Police carrying insurance, like other professionals such as doctors and licensed engineers carry, would fix this problem for the city, and also improve civil rights for the citizens. Bad cops would have their insurance pay for the liability they are found for. Their insurance premiums would increase to account for their bad behavior. Bad cops would eventually not be able to afford the sky high rates from their bad behavior and not be employable as cops anymore.
I'm even fine if a city would pay for the base insurance, but any premium increases from judgments of bad behavior would be born by the officer that caused it. This way good cops aren't burdened by the actions of the bad ones.
That's not a horrible idea, but it could also be turned into "as long as you can pay your insurance premium, you have license to abuse power." Which is kind of what it already is - the city will pay the settlement, using tax dollars to do it.
The challenge there would be you'd be uniting both bad cops and good cops against implementing professional insurance initially. This would also be a challenged to adoption if the city is paying the base premiums initially. Those base premiums would be likely high right out of the gate. It would be a great talking point good/bad cops would use against this idea to taxpayers "look at how much this is costing you to pay this high insurance base. We should get rid of it entirely" the cops would say.
oh im sure cops would be against it but I bet it would do stellar in a voter referendum.
Have you seen our voters lately?
Why not get good cops on your side in getting this in place first and let the actuarial tables be built from those experiences that reflect the system in place?
I think you missed the part of my post where I communicated the city/department would pay the base premium for the officers. So good cops would pay nothing. Only bad cops that got higher rates from judgments against them would have to fork out the overage in premiums to continue practicing law enforcement.

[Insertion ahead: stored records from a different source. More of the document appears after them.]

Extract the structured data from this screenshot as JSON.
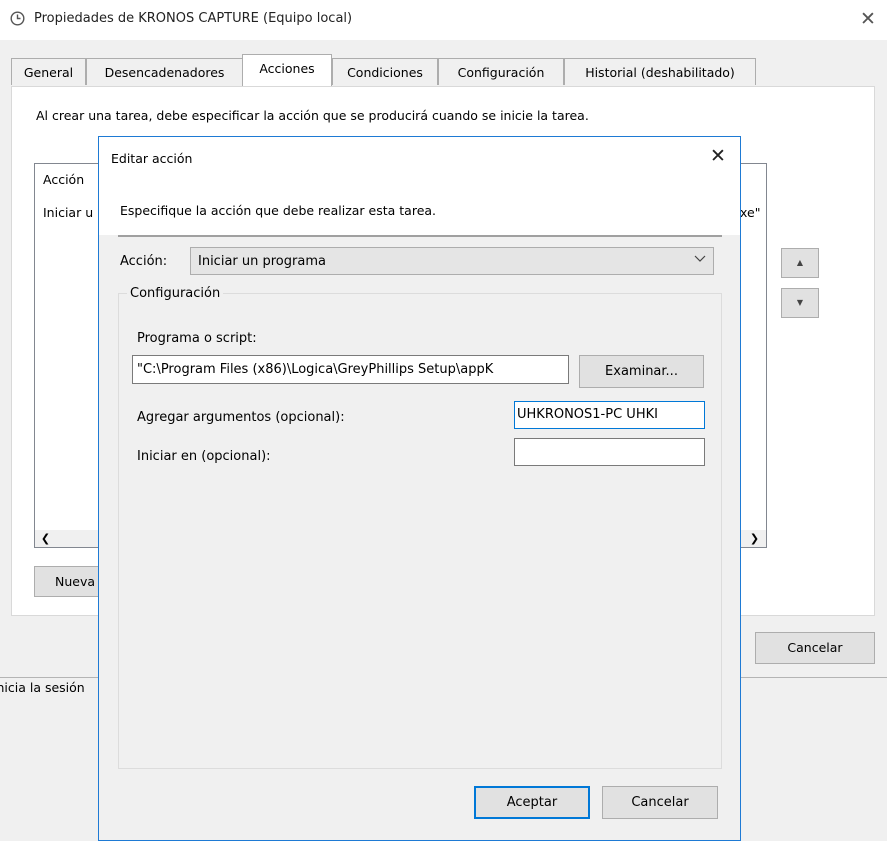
{
  "window": {
    "title": "Propiedades de KRONOS CAPTURE (Equipo local)",
    "close_icon": "close-icon"
  },
  "tabs": [
    {
      "label": "General"
    },
    {
      "label": "Desencadenadores"
    },
    {
      "label": "Acciones",
      "active": true
    },
    {
      "label": "Condiciones"
    },
    {
      "label": "Configuración"
    },
    {
      "label": "Historial (deshabilitado)"
    }
  ],
  "actions_tab": {
    "description": "Al crear una tarea, debe especificar la acción que se producirá cuando se inicie la tarea.",
    "table": {
      "column_header": "Acción",
      "row_start_text": "Iniciar u",
      "row_end_text": "xe\""
    },
    "new_button": "Nueva",
    "move_up_icon": "triangle-up-icon",
    "move_down_icon": "triangle-down-icon"
  },
  "footer": {
    "cancel": "Cancelar",
    "background_text": "inicia la sesión"
  },
  "dialog": {
    "title": "Editar acción",
    "prompt": "Especifique la acción que debe realizar esta tarea.",
    "action_label": "Acción:",
    "action_value": "Iniciar un programa",
    "config_legend": "Configuración",
    "program_label": "Programa o script:",
    "program_value": "\"C:\\Program Files (x86)\\Logica\\GreyPhillips Setup\\appK",
    "browse_button": "Examinar...",
    "args_label": "Agregar argumentos (opcional):",
    "args_value": "UHKRONOS1-PC UHKI",
    "start_in_label": "Iniciar en (opcional):",
    "start_in_value": "",
    "ok_button": "Aceptar",
    "cancel_button": "Cancelar"
  },
  "colors": {
    "dialog_border": "#1e7ad4",
    "focus": "#0078d7"
  }
}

“as long as you can pay your insurance premium, you have license to abuse power.” Which is kind of what it already is - the city will pay the settlement, using tax dollars to do it.
Excactly, except this introduces the "as long as you can pay". With bad cops continuing to get judgments their premiums will keep increasing. At some point the "as long as you can pay" kicks in, because they can't afford to pay the insurance anymore, and they're out as cops. The great part about this is that this is in complete control of the individual cop. If they're good cops, they won't get judgments against them, their rates won't rise. They stay employed as cops.

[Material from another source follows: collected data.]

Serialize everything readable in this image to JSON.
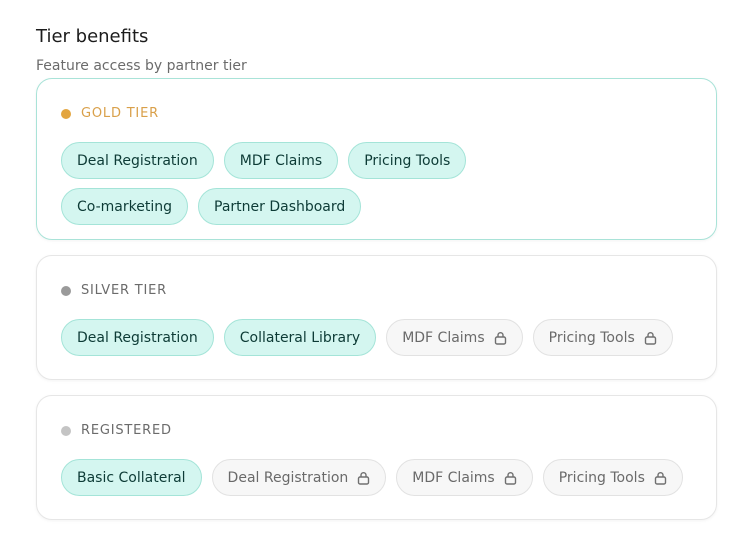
{
  "header": {
    "title": "Tier benefits",
    "subtitle": "Feature access by partner tier"
  },
  "colors": {
    "gold": "#e3a53f",
    "silver": "#9a9a9a",
    "registered": "#c4c4c4",
    "enabled_bg": "#d4f6f0",
    "locked_bg": "#f7f7f7"
  },
  "tiers": [
    {
      "name": "GOLD TIER",
      "features": [
        {
          "label": "Deal Registration",
          "locked": false
        },
        {
          "label": "MDF Claims",
          "locked": false
        },
        {
          "label": "Pricing Tools",
          "locked": false
        },
        {
          "label": "Co-marketing",
          "locked": false
        },
        {
          "label": "Partner Dashboard",
          "locked": false
        }
      ]
    },
    {
      "name": "SILVER TIER",
      "features": [
        {
          "label": "Deal Registration",
          "locked": false
        },
        {
          "label": "Collateral Library",
          "locked": false
        },
        {
          "label": "MDF Claims",
          "locked": true,
          "icon": "lock-icon"
        },
        {
          "label": "Pricing Tools",
          "locked": true,
          "icon": "lock-icon"
        }
      ]
    },
    {
      "name": "REGISTERED",
      "features": [
        {
          "label": "Basic Collateral",
          "locked": false
        },
        {
          "label": "Deal Registration",
          "locked": true,
          "icon": "lock-icon"
        },
        {
          "label": "MDF Claims",
          "locked": true,
          "icon": "lock-icon"
        },
        {
          "label": "Pricing Tools",
          "locked": true,
          "icon": "lock-icon"
        }
      ]
    }
  ]
}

There could be an unexpected consequence of shifting the financial burden from "the department" to each individual officer. When you're paying for your insurance, you might feel more entitled to "use it." Brains don't always make logical judgments.
I'm totally fine with that because its bad cop behavior. If a bad cop plans to "use" his insurance, they'll quickly learn that the consequences are higher premiums coming directly out of the bad cop's pocket. If they don't learn the first time and keep "using" the insurance, in short order they won't be able to afford their insurance and they will no longer be cops.

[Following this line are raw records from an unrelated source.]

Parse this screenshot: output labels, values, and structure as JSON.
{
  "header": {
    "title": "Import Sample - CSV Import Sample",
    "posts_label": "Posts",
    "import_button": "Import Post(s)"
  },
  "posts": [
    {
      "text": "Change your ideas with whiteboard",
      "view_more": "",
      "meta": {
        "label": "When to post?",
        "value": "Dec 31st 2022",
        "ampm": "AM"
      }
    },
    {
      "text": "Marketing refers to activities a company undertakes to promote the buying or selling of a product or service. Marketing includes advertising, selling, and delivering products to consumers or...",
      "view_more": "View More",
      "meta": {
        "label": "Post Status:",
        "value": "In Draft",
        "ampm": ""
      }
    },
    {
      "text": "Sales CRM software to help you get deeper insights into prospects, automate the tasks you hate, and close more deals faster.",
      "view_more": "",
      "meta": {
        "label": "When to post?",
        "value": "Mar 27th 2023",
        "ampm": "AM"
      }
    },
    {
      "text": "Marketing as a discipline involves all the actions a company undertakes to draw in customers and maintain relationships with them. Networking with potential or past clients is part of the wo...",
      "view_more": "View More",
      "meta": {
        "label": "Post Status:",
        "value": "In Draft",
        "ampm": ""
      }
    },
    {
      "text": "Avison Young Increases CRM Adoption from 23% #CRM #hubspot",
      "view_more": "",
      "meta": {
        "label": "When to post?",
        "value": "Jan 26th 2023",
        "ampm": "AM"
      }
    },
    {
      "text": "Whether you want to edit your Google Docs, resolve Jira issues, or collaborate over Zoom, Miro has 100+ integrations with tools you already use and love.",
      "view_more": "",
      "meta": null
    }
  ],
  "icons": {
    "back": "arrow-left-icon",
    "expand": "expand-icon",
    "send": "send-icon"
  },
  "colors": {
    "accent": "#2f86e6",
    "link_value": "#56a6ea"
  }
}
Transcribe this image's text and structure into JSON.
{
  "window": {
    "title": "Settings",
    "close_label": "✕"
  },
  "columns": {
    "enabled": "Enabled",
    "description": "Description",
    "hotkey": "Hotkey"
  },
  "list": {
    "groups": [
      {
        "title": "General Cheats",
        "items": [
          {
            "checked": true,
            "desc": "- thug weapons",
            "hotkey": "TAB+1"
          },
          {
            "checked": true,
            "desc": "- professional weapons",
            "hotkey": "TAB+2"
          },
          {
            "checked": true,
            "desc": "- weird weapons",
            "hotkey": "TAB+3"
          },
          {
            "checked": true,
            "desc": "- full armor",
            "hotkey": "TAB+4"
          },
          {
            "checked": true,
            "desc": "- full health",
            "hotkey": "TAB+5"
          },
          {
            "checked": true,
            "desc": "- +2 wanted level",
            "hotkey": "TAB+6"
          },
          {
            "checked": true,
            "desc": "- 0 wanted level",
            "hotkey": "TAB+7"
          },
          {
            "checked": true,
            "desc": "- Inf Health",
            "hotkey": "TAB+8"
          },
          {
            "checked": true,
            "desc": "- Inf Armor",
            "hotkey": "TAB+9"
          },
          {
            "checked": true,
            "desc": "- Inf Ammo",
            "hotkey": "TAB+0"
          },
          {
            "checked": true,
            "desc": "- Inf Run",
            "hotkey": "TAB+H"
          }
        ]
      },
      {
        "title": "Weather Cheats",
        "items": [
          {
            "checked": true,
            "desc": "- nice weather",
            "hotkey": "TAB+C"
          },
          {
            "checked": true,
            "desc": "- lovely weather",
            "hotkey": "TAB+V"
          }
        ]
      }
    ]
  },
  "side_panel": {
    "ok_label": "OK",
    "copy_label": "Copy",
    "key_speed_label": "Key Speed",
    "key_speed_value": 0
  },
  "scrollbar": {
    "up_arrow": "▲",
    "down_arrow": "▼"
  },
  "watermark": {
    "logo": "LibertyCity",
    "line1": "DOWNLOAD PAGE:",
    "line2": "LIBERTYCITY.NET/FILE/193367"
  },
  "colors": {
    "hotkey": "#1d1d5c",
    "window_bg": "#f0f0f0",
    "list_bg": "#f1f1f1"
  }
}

Yeah its like im paying for insurance on this car. If I don't crash it once in awhile im just being a sucker. I need to throw rocks at my own house. No one gets incentivized to raise their insurance rates. I mean I get dumb but this is one thing even the lizard brain gets.
I'm not sure it would work. As a licensed professional, the insurance coverage for my work is carried by my company. If I become that much of a risk, my company would fire me.
There is no way that a police union would allow their members to be fired due to insurance premiums.